Background: Cigarette smoking is a major risk factor for the development and progression of cardiovascular disease. While smoking is associated with increased levels of inflammatory markers and accelerated atherosclerosis, few studies have examined the impact of smoking cessation on levels of inflammatory markers. The degree and rate at which inflammation subsides after smoking cessation are uncertain. It also remains unclear as to whether traditional risk factors can adequately explain the observed decline in cardiovascular risk following smoking cessation.

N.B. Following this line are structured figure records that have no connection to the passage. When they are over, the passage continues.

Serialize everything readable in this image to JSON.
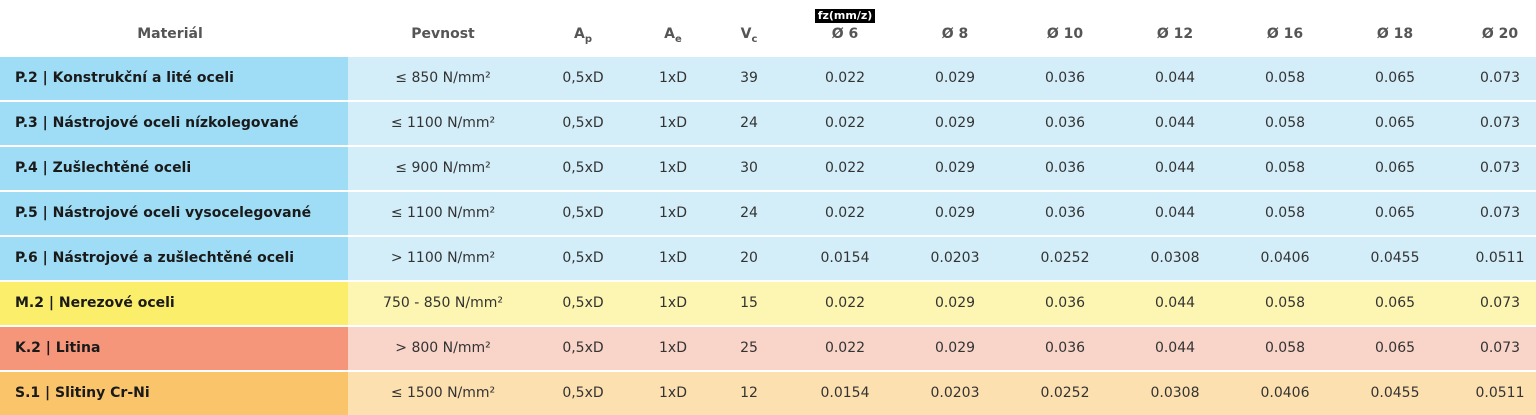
{
  "table": {
    "fz_label": "fz(mm/z)",
    "header": [
      {
        "text": "Materiál"
      },
      {
        "text": "Pevnost"
      },
      {
        "text": "A",
        "sub": "p"
      },
      {
        "text": "A",
        "sub": "e"
      },
      {
        "text": "V",
        "sub": "c"
      },
      {
        "text": "Ø 6"
      },
      {
        "text": "Ø 8"
      },
      {
        "text": "Ø 10"
      },
      {
        "text": "Ø 12"
      },
      {
        "text": "Ø 16"
      },
      {
        "text": "Ø 18"
      },
      {
        "text": "Ø 20"
      }
    ],
    "rows": [
      [
        "P.2 | Konstrukční a lité oceli",
        "≤ 850 N/mm²",
        "0,5xD",
        "1xD",
        "39",
        "0.022",
        "0.029",
        "0.036",
        "0.044",
        "0.058",
        "0.065",
        "0.073"
      ],
      [
        "P.3 | Nástrojové oceli nízkolegované",
        "≤ 1100 N/mm²",
        "0,5xD",
        "1xD",
        "24",
        "0.022",
        "0.029",
        "0.036",
        "0.044",
        "0.058",
        "0.065",
        "0.073"
      ],
      [
        "P.4 | Zušlechtěné oceli",
        "≤ 900 N/mm²",
        "0,5xD",
        "1xD",
        "30",
        "0.022",
        "0.029",
        "0.036",
        "0.044",
        "0.058",
        "0.065",
        "0.073"
      ],
      [
        "P.5 | Nástrojové oceli vysocelegované",
        "≤ 1100 N/mm²",
        "0,5xD",
        "1xD",
        "24",
        "0.022",
        "0.029",
        "0.036",
        "0.044",
        "0.058",
        "0.065",
        "0.073"
      ],
      [
        "P.6 | Nástrojové a zušlechtěné oceli",
        "> 1100 N/mm²",
        "0,5xD",
        "1xD",
        "20",
        "0.0154",
        "0.0203",
        "0.0252",
        "0.0308",
        "0.0406",
        "0.0455",
        "0.0511"
      ],
      [
        "M.2 | Nerezové oceli",
        "750 - 850 N/mm²",
        "0,5xD",
        "1xD",
        "15",
        "0.022",
        "0.029",
        "0.036",
        "0.044",
        "0.058",
        "0.065",
        "0.073"
      ],
      [
        "K.2 | Litina",
        "> 800 N/mm²",
        "0,5xD",
        "1xD",
        "25",
        "0.022",
        "0.029",
        "0.036",
        "0.044",
        "0.058",
        "0.065",
        "0.073"
      ],
      [
        "S.1 | Slitiny Cr-Ni",
        "≤ 1500 N/mm²",
        "0,5xD",
        "1xD",
        "12",
        "0.0154",
        "0.0203",
        "0.0252",
        "0.0308",
        "0.0406",
        "0.0455",
        "0.0511"
      ]
    ]
  }
}
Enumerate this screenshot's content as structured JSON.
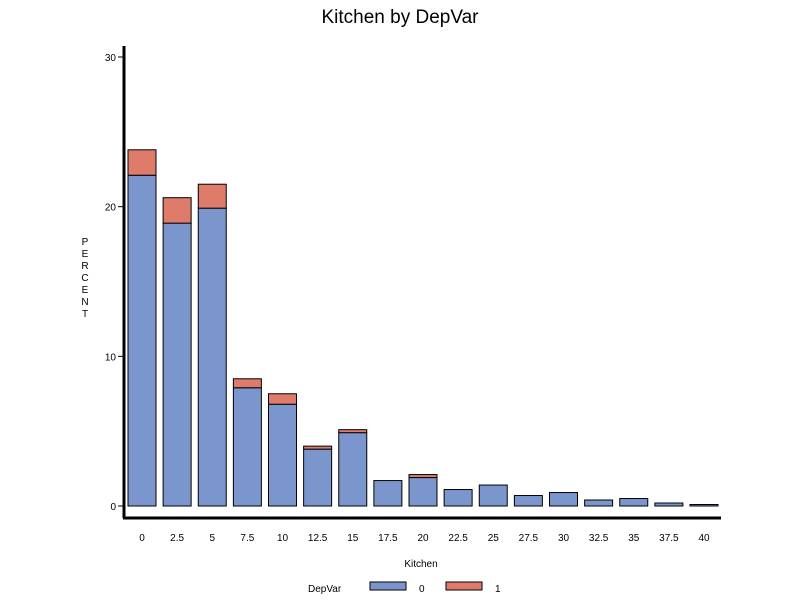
{
  "chart_data": {
    "type": "bar",
    "stacked": true,
    "title": "Kitchen by DepVar",
    "xlabel": "Kitchen",
    "ylabel": "PERCENT",
    "categories": [
      "0",
      "2.5",
      "5",
      "7.5",
      "10",
      "12.5",
      "15",
      "17.5",
      "20",
      "22.5",
      "25",
      "27.5",
      "30",
      "32.5",
      "35",
      "37.5",
      "40"
    ],
    "series": [
      {
        "name": "0",
        "color": "#7b96cc",
        "values": [
          22.1,
          18.9,
          19.9,
          7.9,
          6.8,
          3.8,
          4.9,
          1.7,
          1.9,
          1.1,
          1.4,
          0.7,
          0.9,
          0.4,
          0.5,
          0.2,
          0.1
        ]
      },
      {
        "name": "1",
        "color": "#de7b6b",
        "values": [
          1.7,
          1.7,
          1.6,
          0.6,
          0.7,
          0.2,
          0.2,
          0.0,
          0.2,
          0.0,
          0.0,
          0.0,
          0.0,
          0.0,
          0.0,
          0.0,
          0.0
        ]
      }
    ],
    "ylim": [
      0,
      30
    ],
    "yticks": [
      0,
      10,
      20,
      30
    ],
    "grid": false,
    "legend": {
      "title": "DepVar",
      "placement": "bottom",
      "entries": [
        "0",
        "1"
      ]
    }
  }
}
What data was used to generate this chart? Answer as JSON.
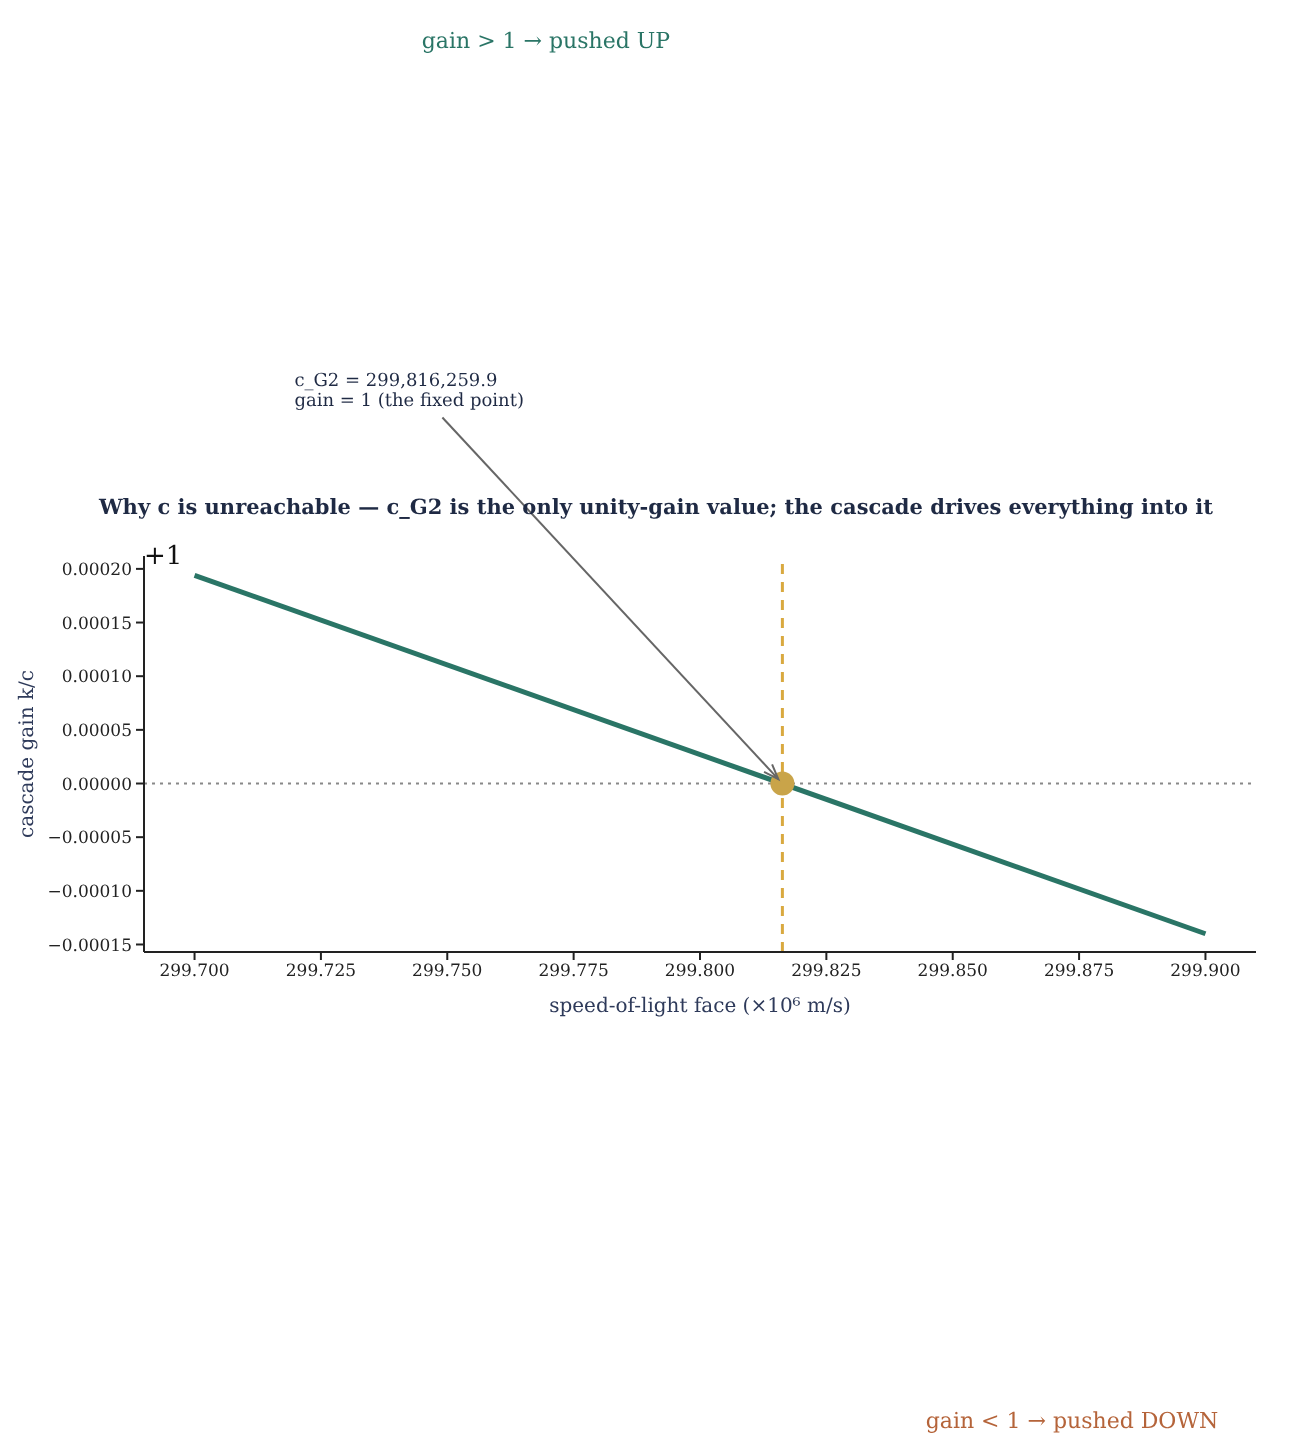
{
  "chart_data": {
    "type": "line",
    "title": "Why c is unreachable — c_G2 is the only unity-gain value; the cascade drives everything into it",
    "xlabel": "speed-of-light face  (×10⁶ m/s)",
    "ylabel": "cascade gain  k/c",
    "annotations": [
      "gain > 1 → pushed UP",
      "+1",
      "gain < 1 → pushed DOWN",
      {
        "text": "c_G2 = 299,816,259.9\ngain = 1 (the fixed point)",
        "x": 299.8163,
        "y": 0
      }
    ],
    "series": [
      {
        "color": "#2a7566",
        "x": [
          299.7,
          299.9
        ],
        "values": [
          0.000194,
          -0.00014
        ]
      },
      {
        "type": "scatter",
        "color": "#c9a449",
        "x": [
          299.8163
        ],
        "values": [
          0
        ]
      }
    ],
    "xlim": [
      299.69,
      299.91
    ],
    "ylim": [
      -0.000157,
      0.000212
    ],
    "xticks": [
      {
        "value": 299.7,
        "label": "299.700"
      },
      {
        "value": 299.725,
        "label": "299.725"
      },
      {
        "value": 299.75,
        "label": "299.750"
      },
      {
        "value": 299.775,
        "label": "299.775"
      },
      {
        "value": 299.8,
        "label": "299.800"
      },
      {
        "value": 299.825,
        "label": "299.825"
      },
      {
        "value": 299.85,
        "label": "299.850"
      },
      {
        "value": 299.875,
        "label": "299.875"
      },
      {
        "value": 299.9,
        "label": "299.900"
      }
    ],
    "yticks": [
      {
        "value": -0.00015,
        "label": "−0.00015"
      },
      {
        "value": -0.0001,
        "label": "−0.00010"
      },
      {
        "value": -5e-05,
        "label": "−0.00005"
      },
      {
        "value": 0,
        "label": "0.00000"
      },
      {
        "value": 5e-05,
        "label": "0.00005"
      },
      {
        "value": 0.0001,
        "label": "0.00010"
      },
      {
        "value": 0.00015,
        "label": "0.00015"
      },
      {
        "value": 0.0002,
        "label": "0.00020"
      }
    ],
    "ref_lines": [
      {
        "axis": "x",
        "value": 299.8163,
        "color": "#d9a93f",
        "line_style": "dashed"
      },
      {
        "axis": "y",
        "value": 0,
        "color": "#888888",
        "line_style": "dotted"
      }
    ],
    "grid": false,
    "legend": false
  }
}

Methods and findings: Using data from 15,489 individuals who participated in the Third National Health and Nutrition Examination Survey (NHANES III), we analyzed the association between smoking and smoking cessation on levels of inflammatory markers and traditional cardiovascular risk factors. In particular, we examined changes in C-reactive protein, white blood cell count, albumin, and fibrinogen. Inflammatory markers demonstrated a dose-dependent and temporal relationship to smoking and smoking cessation. Both inflammatory and traditional risk factors improved with decreased intensity of smoking. With increased time since smoking cessation, inflammatory markers resolved more slowly than traditional cardiovascular risk factors.
Conclusion: Inflammatory markers may be more accurate indicators of atherosclerotic disease. Inflammatory markers returned to baseline levels 5 y after smoking cessation, consistent with the time frame associated with cardiovascular risk reduction observed in both the MONICA and Northwick Park Heart studies. Our results suggest that the inflammatory component of cardiovascular disease resulting from smoking is reversible with reduced tobacco exposure and smoking cessation.